At the crossing the boundary is small but real: you wait. The signal holds you on one bank until it lets you go. A bicycle went through before me. To reach the other side people take the bridges, or the small ferry that has carried walkers over the same short stretch of water for more than a century. We cross slowly, a few at a time, when we’re allowed.
The sound doesn’t wait. Tires on dry asphalt, continuous, grainy, a dry roll rather than a hiss. It comes from across the water as easily as from beside me. Whichever bank I stand on, the hum is already there. It doesn’t recognize the division the river makes.
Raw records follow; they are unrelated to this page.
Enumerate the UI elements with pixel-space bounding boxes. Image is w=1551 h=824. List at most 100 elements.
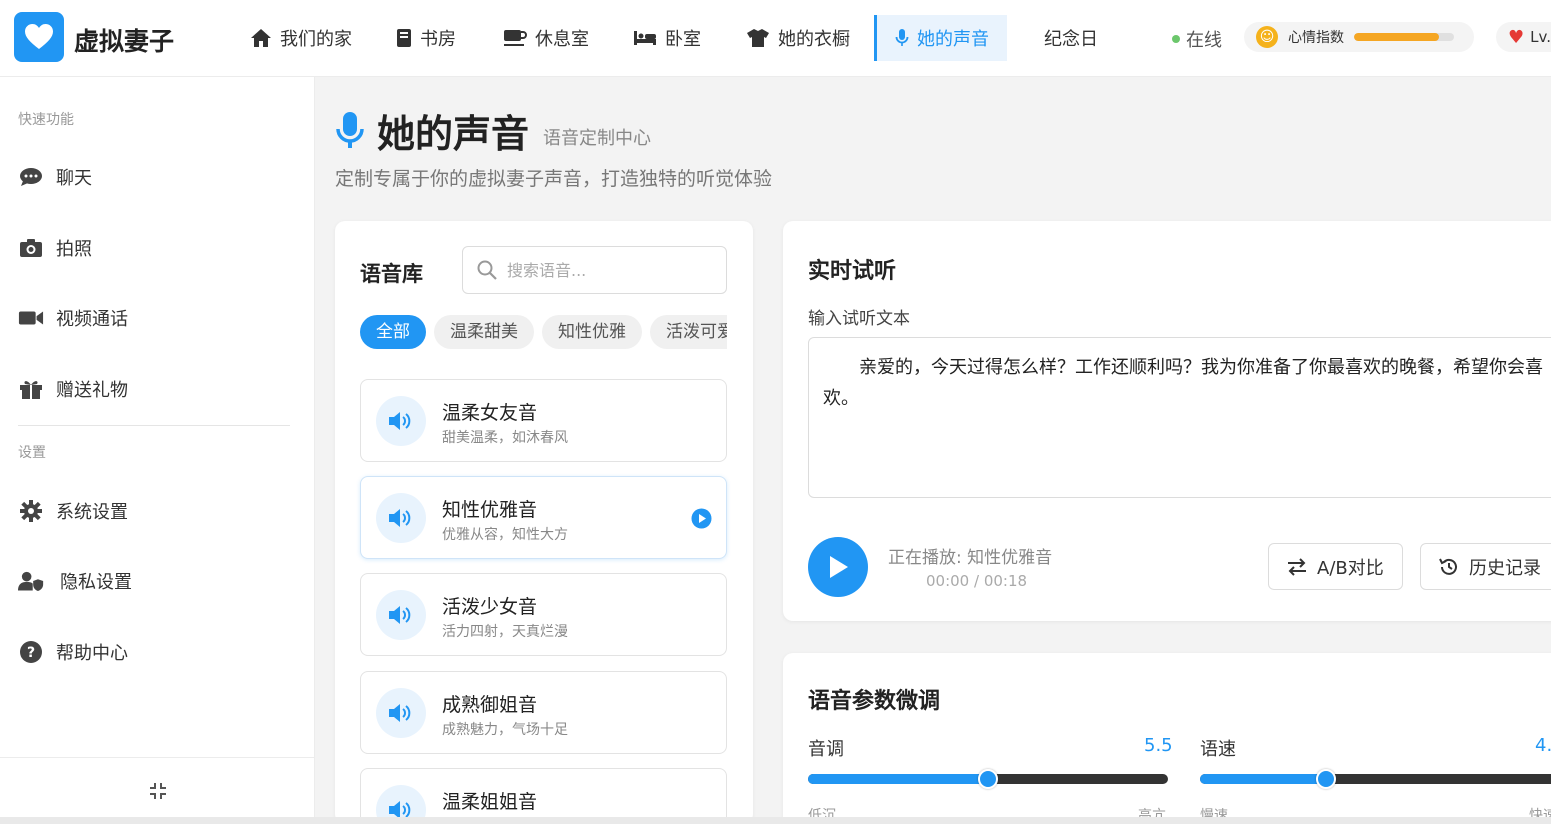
section-settings-title: 设置 [18,445,46,461]
level-badge[interactable]: ♥ Lv. [1496,22,1551,52]
sidebar: 快速功能 聊天 拍照 视频通话 赠送礼物 设置 系统设置 隐私设置 ? 帮助中心 [0,77,315,824]
filter-chip-lively[interactable]: 活泼可爱 [650,315,727,349]
online-status: 在线 [1172,26,1222,52]
filter-chip-all[interactable]: 全部 [360,315,426,349]
bottom-strip [0,817,1551,824]
sidebar-item-system-settings[interactable]: 系统设置 [18,498,128,524]
voice-desc: 优雅从容，知性大方 [442,527,568,543]
mood-bar-fill [1354,33,1439,41]
swap-arrows-icon [1288,557,1306,576]
history-button[interactable]: 历史记录 [1420,543,1551,590]
sidebar-item-label: 视频通话 [56,309,128,330]
pitch-slider-fill [808,774,988,784]
sidebar-item-help[interactable]: ? 帮助中心 [18,639,128,665]
sidebar-item-label: 帮助中心 [56,643,128,664]
nav-label: 纪念日 [1044,29,1098,50]
gear-icon [20,500,42,522]
voice-name: 活泼少女音 [442,596,538,618]
sidebar-item-label: 聊天 [56,168,92,189]
bed-icon [634,31,656,45]
search-icon [477,260,497,280]
user-shield-icon [18,571,44,591]
play-button[interactable] [808,537,868,597]
live-preview-card: 实时试听 输入试听文本 亲爱的，今天过得怎么样？工作还顺利吗？我为你准备了你最喜… [783,221,1551,621]
speed-slider-fill [1200,774,1326,784]
voice-item[interactable]: 成熟御姐音 成熟魅力，气场十足 [360,671,727,754]
microphone-icon [895,29,909,46]
heart-logo-icon[interactable] [14,12,64,62]
nav-item-wardrobe[interactable]: 她的衣橱 [746,15,850,61]
top-navbar: 虚拟妻子 我们的家 书房 休息室 卧室 她的衣橱 她的声音 纪念日 在线 ☺ 心… [0,0,1551,77]
help-icon: ? [20,641,42,663]
filter-chip-sweet[interactable]: 温柔甜美 [434,315,534,349]
svg-text:?: ? [27,645,35,661]
voice-item-selected[interactable]: 知性优雅音 优雅从容，知性大方 [360,476,727,559]
filter-chip-elegant[interactable]: 知性优雅 [542,315,642,349]
params-title: 语音参数微调 [808,689,941,714]
pitch-slider[interactable] [808,769,1168,789]
heart-icon: ♥ [1508,26,1525,48]
nav-item-lounge[interactable]: 休息室 [503,15,589,61]
pitch-value: 5.5 [1144,735,1173,756]
speed-label: 语速 [1200,739,1236,760]
speaker-icon [376,590,426,640]
sidebar-item-label: 系统设置 [56,502,128,523]
status-text: 在线 [1186,30,1222,51]
voice-name: 温柔姐姐音 [442,791,538,813]
ab-compare-button[interactable]: A/B对比 [1268,543,1403,590]
history-label: 历史记录 [1469,557,1541,579]
status-dot-icon [1172,35,1180,43]
voice-name: 知性优雅音 [442,499,538,521]
nav-item-home[interactable]: 我们的家 [250,15,352,61]
play-circle-icon[interactable] [691,508,712,533]
sidebar-item-photo[interactable]: 拍照 [18,235,92,261]
nav-item-voice[interactable]: 她的声音 [874,15,1007,61]
sidebar-divider [18,425,290,426]
search-input[interactable] [507,260,707,280]
shirt-icon [747,29,769,47]
collapse-sidebar-button[interactable] [0,757,315,824]
pitch-label: 音调 [808,739,844,760]
pitch-slider-handle[interactable] [978,769,998,789]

Something finer crosses too, though I only know this from reading, not from standing there. Rubber and road grinding each other small. Plastic, nicotine pouches, fragments worn down far enough to travel, carried by the Aura out to the Baltic. The river’s direction shifts with the day, and sometimes the water reverses its movement entirely.
So the crossing holds two logics at once. For us the river is an edge, a thing to be crossed on purpose, this side and the other side. For the matter we shed it is a route, open the whole way down. I keep thinking about that: the same water that divides where we can walk carries away what we never notice leaving.